Sono la prova vivente di come funziona la manipolazione delle masse, una tecnica strettamente collegata a disinformazione e ignoranza. E di come le teorie di Goebbels possono provocare immani catastrofi. La propaganda è ingegnosa perché induce le persone a scegliere cose che le danneggiano. Una sorta di masochismo inconscio.
Molti italiani, convinti che la Russia stia per invaderci, ritengono infatti che spendere soldi per riarmarci sia un investimento migliore rispetto a quello di investire in ospedali, istruzione o infrastrutture.
In questo bailamme di informazioni spesso false e orientate, balza agli occhi meno addormentati il martellamento sull’intenzione di Putin e della Russia di invadere l’Europa occidentale (qualcuno si era spinto a ipotizzare l’assalto dei cosacchi a Lisbona).
Un’ipotesi naif frutto solo della fantasia di chi pensa che sia necessario difendere gli interessi americani in Europa orche gli americani difendono i nostri.

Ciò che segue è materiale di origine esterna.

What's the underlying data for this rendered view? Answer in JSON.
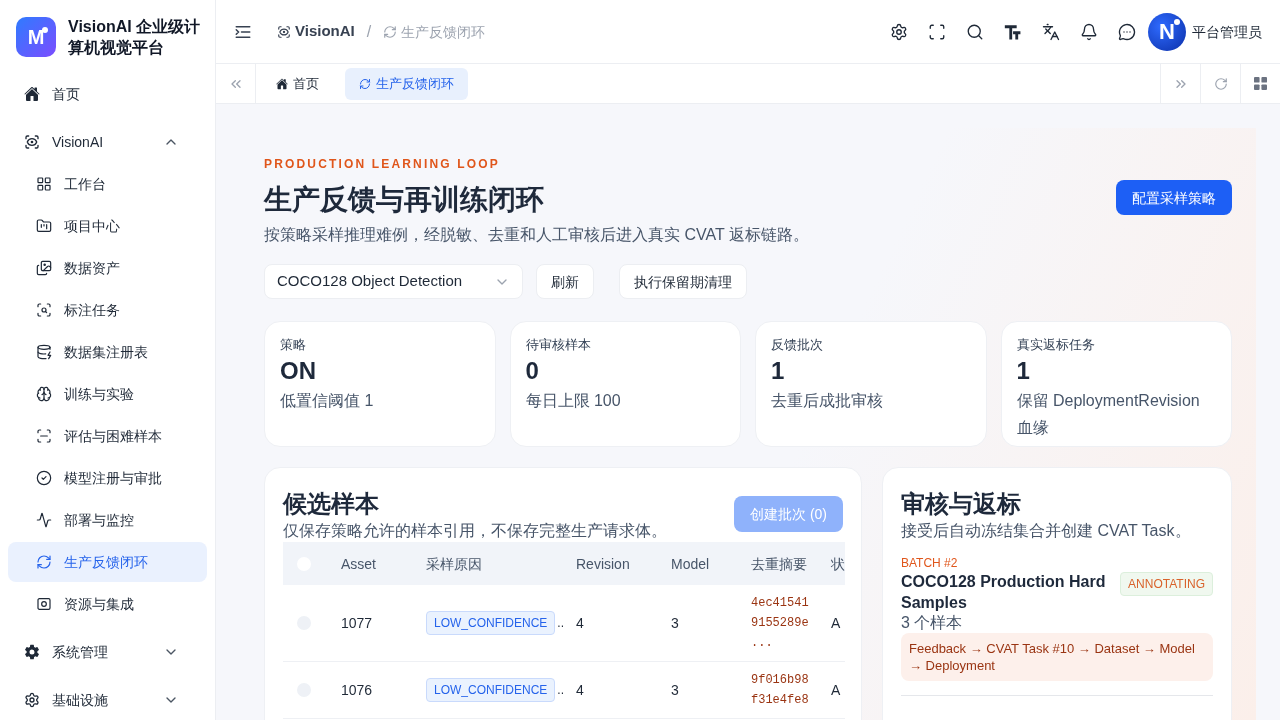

Cosa che finalmente è chiaro che sia palesemente falsa.
Non ci sono dubbi invece che una pace con la Russia sarebbe vantaggiosa per tutto il continente. Basti pensare che potremmo rifornirci di petrolio a gas a prezzi molto più vantaggiosi di quelli attuali.
Già, ma la pace si fa in due. Ecco perchè la propaganda filoamericana sostiene sia Putin che non vuole trattare, e quindi non vuole la pace. Viceversa quella filorussa, dà la colpa a Zelensky.
Le guerre, diceva qualcuno, si vincono o con la forza o con l’inganno. Per la pace ci vuole, invece, buona volontà e fiducia.